Re: GNOME Feature Proposal: Backup



On 12 May 2011 17:05, Allan Day <allanpday gmail com> wrote:
> I presume you'd be happy for Deja Dup to become a GNOME Control Center
> panel?

Depends on what you mean.  I'm happy for Deja Dup to be shown as a
panel in the control center.  But it sounds like you're asking about
actually putting it in the control center git tree?  I guess I don't
see the point.

 * I'd like to continue to support GTK-but-not-GNOME platforms (why
not?) even if only as second-class citizens.  So I'll probably add a
preference dialog that simply wraps the deja-dup control panel for
such cases.  Having the panel be out-of-trunk makes that unnecessarily
hard.

 * I assume the rest of deja-dup would be a separate module, so now it
would be split across modules, losing the ability to share
translations or logic.  I'd have to write a library to share some of
the logic bits.  So that would be more work.

 * The only reason to be in tree that I can see is that g-c-c plans to
drop the API for panels?  But that is a separate thread.

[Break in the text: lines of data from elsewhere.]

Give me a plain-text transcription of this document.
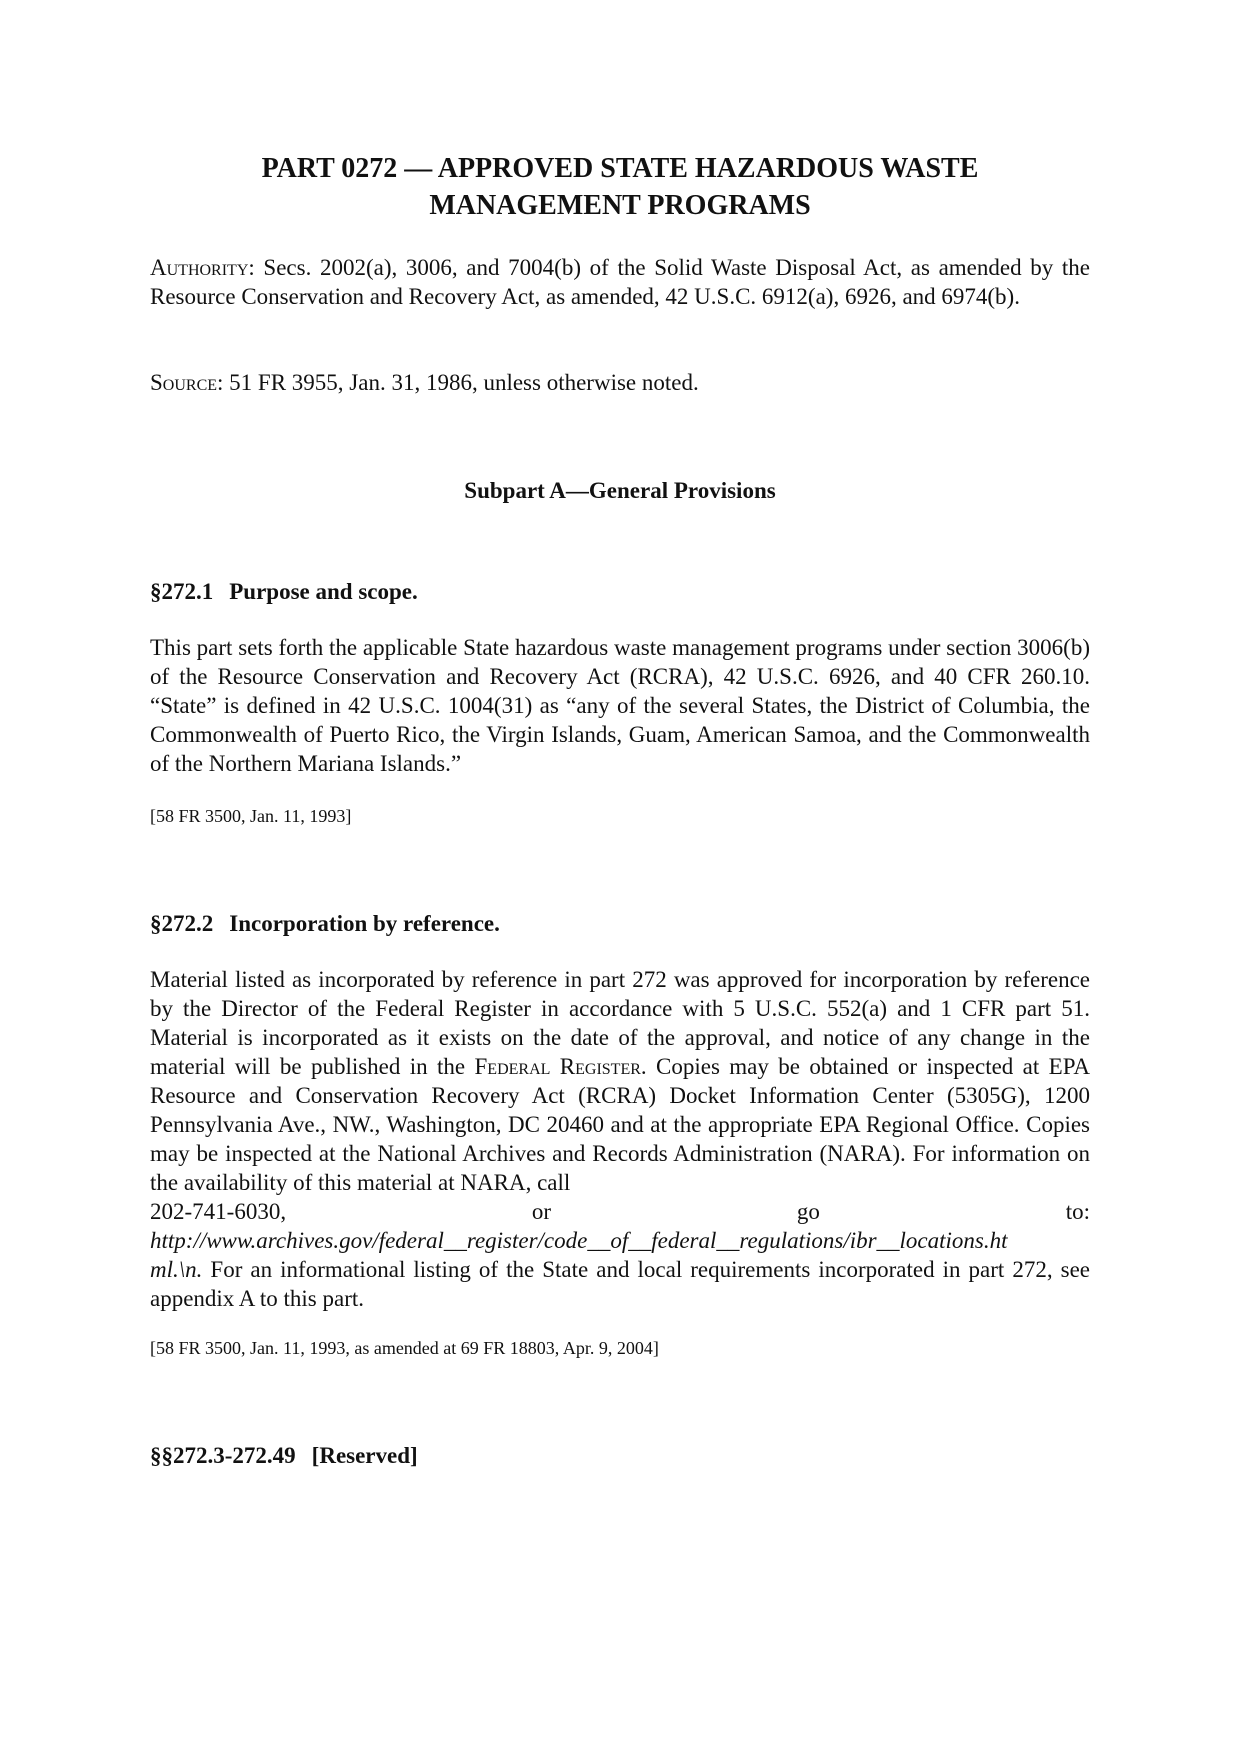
PART 0272 — APPROVED STATE HAZARDOUS WASTE
MANAGEMENT PROGRAMS

Authority: Secs. 2002(a), 3006, and 7004(b) of the Solid Waste Disposal Act, as amended by the Resource Conservation and Recovery Act, as amended, 42 U.S.C. 6912(a), 6926, and 6974(b).

Source: 51 FR 3955, Jan. 31, 1986, unless otherwise noted.

Subpart A—General Provisions
§272.1 Purpose and scope.

This part sets forth the applicable State hazardous waste management programs under section 3006(b) of the Resource Conservation and Recovery Act (RCRA), 42 U.S.C. 6926, and 40 CFR 260.10. “State” is defined in 42 U.S.C. 1004(31) as “any of the several States, the District of Columbia, the Commonwealth of Puerto Rico, the Virgin Islands, Guam, American Samoa, and the Commonwealth of the Northern Mariana Islands.”

[58 FR 3500, Jan. 11, 1993]

§272.2 Incorporation by reference.
Material listed as incorporated by reference in part 272 was approved for incorporation by reference by the Director of the Federal Register in accordance with 5 U.S.C. 552(a) and 1 CFR part 51. Material is incorporated as it exists on the date of the approval, and notice of any change in the material will be published in the Federal Register. Copies may be obtained or inspected at EPA Resource and Conservation Recovery Act (RCRA) Docket Information Center (5305G), 1200 Pennsylvania Ave., NW., Washington, DC 20460 and at the appropriate EPA Regional Office. Copies may be inspected at the National Archives and Records Administration (NARA). For information on the availability of this material at NARA, call
202-741-6030,	or	go	to:
http://www.archives.gov/federal__register/code__of__federal__regulations/ibr__locations.ht
ml.\n. For an informational listing of the State and local requirements incorporated in part 272, see appendix A to this part.

[58 FR 3500, Jan. 11, 1993, as amended at 69 FR 18803, Apr. 9, 2004]

§§272.3-272.49 [Reserved]
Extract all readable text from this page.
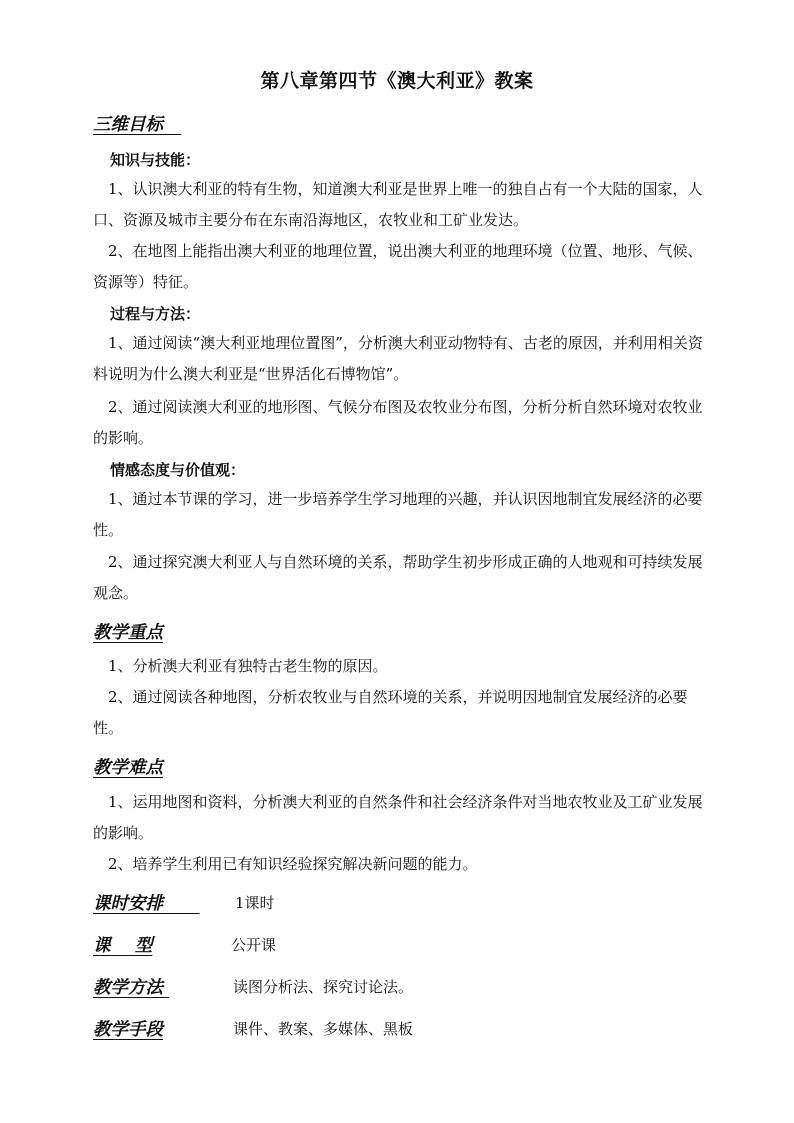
第八章第四节《澳大利亚》教案
三维目标
知识与技能：
1、认识澳大利亚的特有生物，知道澳大利亚是世界上唯一的独自占有一个大陆的国家，人口、资源及城市主要分布在东南沿海地区，农牧业和工矿业发达。
2、在地图上能指出澳大利亚的地理位置，说出澳大利亚的地理环境（位置、地形、气候、资源等）特征。
过程与方法：
1、通过阅读“澳大利亚地理位置图”，分析澳大利亚动物特有、古老的原因，并利用相关资料说明为什么澳大利亚是“世界活化石博物馆”。
2、通过阅读澳大利亚的地形图、气候分布图及农牧业分布图，分析分析自然环境对农牧业的影响。
情感态度与价值观：
1、通过本节课的学习，进一步培养学生学习地理的兴趣，并认识因地制宜发展经济的必要性。
2、通过探究澳大利亚人与自然环境的关系，帮助学生初步形成正确的人地观和可持续发展观念。
教学重点
1、分析澳大利亚有独特古老生物的原因。
2、通过阅读各种地图，分析农牧业与自然环境的关系，并说明因地制宜发展经济的必要性。
教学难点
1、运用地图和资料，分析澳大利亚的自然条件和社会经济条件对当地农牧业及工矿业发展的影响。
2、培养学生利用已有知识经验探究解决新问题的能力。
课时安排	1课时
课    型	公开课
教学方法	读图分析法、探究讨论法。
教学手段	课件、教案、多媒体、黑板
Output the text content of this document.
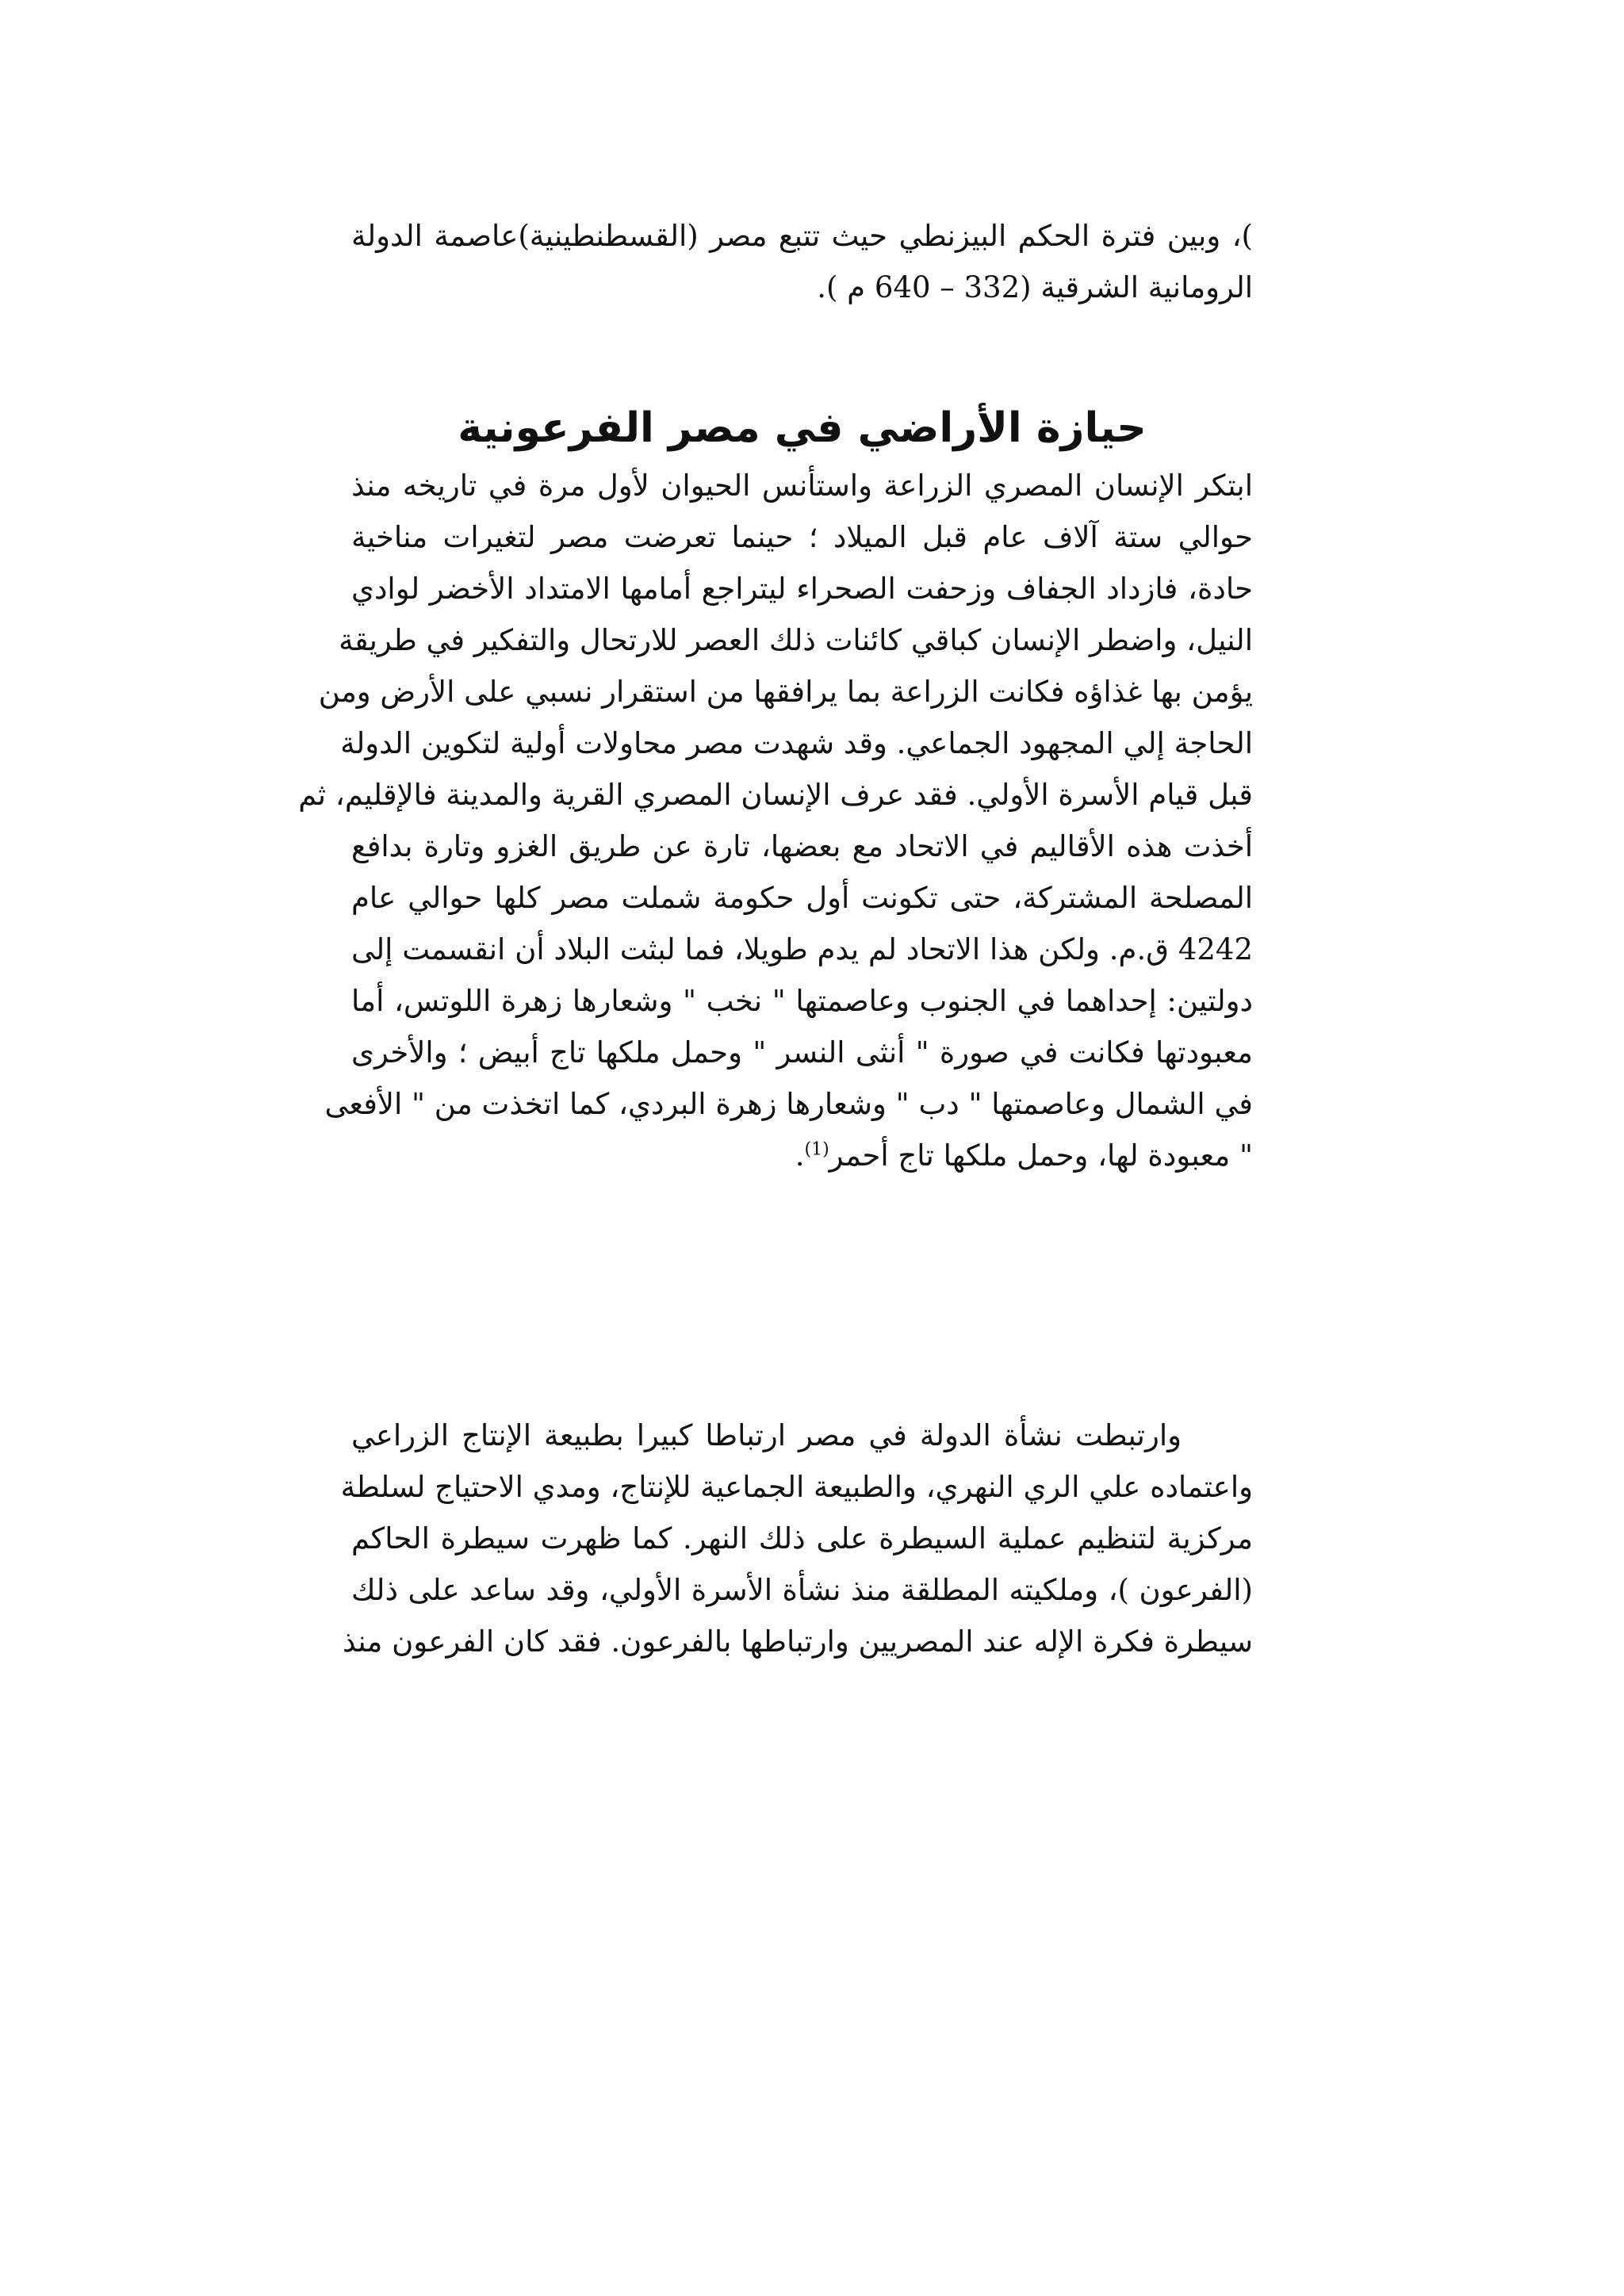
)، وبين فترة الحكم البيزنطي حيث تتبع مصر (القسطنطينية)عاصمة الدولة
الرومانية الشرقية (332 – 640 م ).
حيازة الأراضي في مصر الفرعونية
ابتكر الإنسان المصري الزراعة واستأنس الحيوان لأول مرة في تاريخه منذ
حوالي ستة آلاف عام قبل الميلاد ؛ حينما تعرضت مصر لتغيرات مناخية
حادة، فازداد الجفاف وزحفت الصحراء ليتراجع أمامها الامتداد الأخضر لوادي
النيل، واضطر الإنسان كباقي كائنات ذلك العصر للارتحال والتفكير في طريقة
يؤمن بها غذاؤه فكانت الزراعة بما يرافقها من استقرار نسبي على الأرض ومن
الحاجة إلي المجهود الجماعي. وقد شهدت مصر محاولات أولية لتكوين الدولة
قبل قيام الأسرة الأولي. فقد عرف الإنسان المصري القرية والمدينة فالإقليم، ثم
أخذت هذه الأقاليم في الاتحاد مع بعضها، تارة عن طريق الغزو وتارة بدافع
المصلحة المشتركة، حتى تكونت أول حكومة شملت مصر كلها حوالي عام
4242 ق.م. ولكن هذا الاتحاد لم يدم طويلا، فما لبثت البلاد أن انقسمت إلى
دولتين: إحداهما في الجنوب وعاصمتها " نخب " وشعارها زهرة اللوتس، أما
معبودتها فكانت في صورة " أنثى النسر " وحمل ملكها تاج أبيض ؛ والأخرى
في الشمال وعاصمتها " دب " وشعارها زهرة البردي، كما اتخذت من " الأفعى
" معبودة لها، وحمل ملكها تاج أحمر$^{(1)}$.
وارتبطت نشأة الدولة في مصر ارتباطا كبيرا بطبيعة الإنتاج الزراعي
واعتماده علي الري النهري، والطبيعة الجماعية للإنتاج، ومدي الاحتياج لسلطة
مركزية لتنظيم عملية السيطرة على ذلك النهر. كما ظهرت سيطرة الحاكم
(الفرعون )، وملكيته المطلقة منذ نشأة الأسرة الأولي، وقد ساعد على ذلك
سيطرة فكرة الإله عند المصريين وارتباطها بالفرعون. فقد كان الفرعون منذ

> If Deja Dup is accepted, we'll need to work together and GNOME
> contributors (developers, designers, bug reporters and triagers,
> translators, documentors, etc) will want to contribute to Deja Dup. How
> will they do that?

My intent is to achieve high levels of collaboration.  I have lots of
ideas about how the GNOME community and LP projects can have tighter
integration.  I can defend why LP works for me, but that's not
entirely the point here I feel.

It could be so easy to collaborate!  We could mirror bzr trunk in git,
grant permissions to bzr trunk to an automatically sync'd group on LP,
grant permissions to the translation web UI+trunk to the GNOME
translation team.  I could move my mailing list.  I like to think the
project already works well with GNOME designers (you and I have done a
review before).  Etc.

So the big question to GNOME is how much do ya'll want to avoid the
extra step of such collaboration for Features you consider part of
your core?  Is that a hard-blocker?  Who gets to decide if it is?

I'm theoretically open to moving infrastructure, pending a weighing of
benefits.  But I'm also curious if GNOME is even theoretically open to
me not moving.

> See my other message on the branding question - this isn't necessarily a
> problem. I'm just interested to hear your thoughts on how Deja Dup will
> be branding itself as a standalone application.

I had envisioned the same way as a non-standalone app.  It would
appear as "Backup" to the user.  Either as a standalone preference
dialog or control center panel.  But I've been thinking it needs to
show its brand name at least once (I currently show it in the welcome
screen).  That way users know what they are getting.

Now if your question is really about what that brand is ("GNOME
Backup" vs "Deja Dup") that's a different issue that I'm just now
guessing you meant?

I don't feel strongly on the name presented to users.  I'm open to
feedback here.  It could maybe even be presented differently if
deja-dup is a standalone app vs a panel?